Normalization of biochemical parameters had a positive effect on the clinical status of animals (pain on palpation of the liver disappeared, appetite improved and milk production increased).

Example 4. The study of anthelmintic activity. The experiment was conducted on pigs of 2-2.5 months of age, spontaneously infested with roundworms and trichocephalus. From experimental piglets, three experimental groups were formed. The animals of the first group were injected intramuscularly with the proposed drug at a dose of 1 ml per 10 kg of body weight (this dose is recommended for the standard solution of levamisole). Piglets of the second group were injected with a standard solution of levamisole in a similar dose. The animals of the third group used an anthelmintic drug based on nilverm (levamisole), made according to the description of the invention No. 2200548 (prototype).

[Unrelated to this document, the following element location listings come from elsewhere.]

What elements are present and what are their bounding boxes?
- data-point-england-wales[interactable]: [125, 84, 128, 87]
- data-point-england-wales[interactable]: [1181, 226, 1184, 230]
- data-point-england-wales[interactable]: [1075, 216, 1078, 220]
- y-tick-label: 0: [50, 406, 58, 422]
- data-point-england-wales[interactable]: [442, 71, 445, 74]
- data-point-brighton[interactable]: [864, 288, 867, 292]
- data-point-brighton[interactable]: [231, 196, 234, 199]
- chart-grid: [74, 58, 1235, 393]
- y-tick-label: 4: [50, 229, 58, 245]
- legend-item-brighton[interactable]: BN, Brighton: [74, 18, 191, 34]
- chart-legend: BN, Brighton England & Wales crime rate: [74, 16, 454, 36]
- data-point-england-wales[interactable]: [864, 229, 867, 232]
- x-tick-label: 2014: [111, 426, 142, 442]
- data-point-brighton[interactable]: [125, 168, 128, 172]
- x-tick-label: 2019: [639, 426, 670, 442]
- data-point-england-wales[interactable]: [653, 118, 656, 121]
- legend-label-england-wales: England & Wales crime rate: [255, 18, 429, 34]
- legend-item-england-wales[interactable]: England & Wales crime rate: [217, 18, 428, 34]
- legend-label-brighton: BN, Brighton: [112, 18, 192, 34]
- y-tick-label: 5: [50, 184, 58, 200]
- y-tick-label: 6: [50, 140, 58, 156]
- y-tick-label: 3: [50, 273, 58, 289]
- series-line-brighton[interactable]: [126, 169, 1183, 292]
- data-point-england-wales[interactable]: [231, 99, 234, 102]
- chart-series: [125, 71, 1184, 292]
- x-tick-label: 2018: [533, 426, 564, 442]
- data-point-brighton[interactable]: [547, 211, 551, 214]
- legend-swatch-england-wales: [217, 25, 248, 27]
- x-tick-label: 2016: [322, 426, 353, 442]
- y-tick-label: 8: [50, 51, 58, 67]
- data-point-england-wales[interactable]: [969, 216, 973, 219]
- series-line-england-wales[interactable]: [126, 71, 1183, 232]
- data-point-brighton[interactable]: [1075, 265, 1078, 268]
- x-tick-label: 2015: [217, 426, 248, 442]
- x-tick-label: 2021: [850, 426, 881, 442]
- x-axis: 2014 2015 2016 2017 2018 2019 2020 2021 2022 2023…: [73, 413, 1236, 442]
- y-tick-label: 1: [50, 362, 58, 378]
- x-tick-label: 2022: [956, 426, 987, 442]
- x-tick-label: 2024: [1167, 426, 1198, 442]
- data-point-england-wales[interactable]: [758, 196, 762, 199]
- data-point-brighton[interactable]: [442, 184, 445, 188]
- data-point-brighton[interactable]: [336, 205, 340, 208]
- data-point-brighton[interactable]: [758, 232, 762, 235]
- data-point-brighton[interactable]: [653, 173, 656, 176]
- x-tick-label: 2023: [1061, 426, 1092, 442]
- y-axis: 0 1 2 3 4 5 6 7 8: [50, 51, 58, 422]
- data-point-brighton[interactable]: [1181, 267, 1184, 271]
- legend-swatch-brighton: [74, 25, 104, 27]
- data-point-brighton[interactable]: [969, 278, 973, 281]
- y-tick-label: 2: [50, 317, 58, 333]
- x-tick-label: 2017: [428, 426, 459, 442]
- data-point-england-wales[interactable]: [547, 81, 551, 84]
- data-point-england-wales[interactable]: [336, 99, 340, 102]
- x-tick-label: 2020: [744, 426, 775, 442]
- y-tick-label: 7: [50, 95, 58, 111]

During clinical observation of experimental animals, it was found that in response to the introduction of a standard solution of levamisole, after 20-30 minutes, all animals began to manifest pronounced symptoms of nervous excitement and vomiting. In piglets of 3 groups, which were administered an anthelmintic drug (prototype), signs of arousal were also noted, and in some, vomiting was also noted. Piglets of the first group showed no signs of arousal. This testified to the fact that the inclusion of UC in the composition of the drug made it possible to expressly reduce the toxic effect of levamisole on the nervous system of animals.

Evaluation of anthelmintic activity was carried out according to the results of a coprological study on the 18th day after the administration of drugs, the results of which are shown in tables 4 and 5.

Thus, based on the experimental studies, it follows that a complex preparation based on the anthelmintic-immunomodulator levamisole and succinic acid metabolism clearly reduces the toxic effect on animals and provides a higher immunometabolic, hepatoprotective, anthelmintic activity with respect to the standard solution of levamisole, an analogue and prototype. Parenteral administration at a dose of 1 ml per 10 kg of animal body weight is recommended.

Claims (1)

Immunometabolic anthelmintic drug, including immunomodulator anthelmintic levamisole, succinic acid and water in the following ratio, wt.%:
levamisole 7.5 succinic acid 1,0 water rest,
while the drug is administered parenterally, at a dose of 1 ml per 10 kg of animal weight.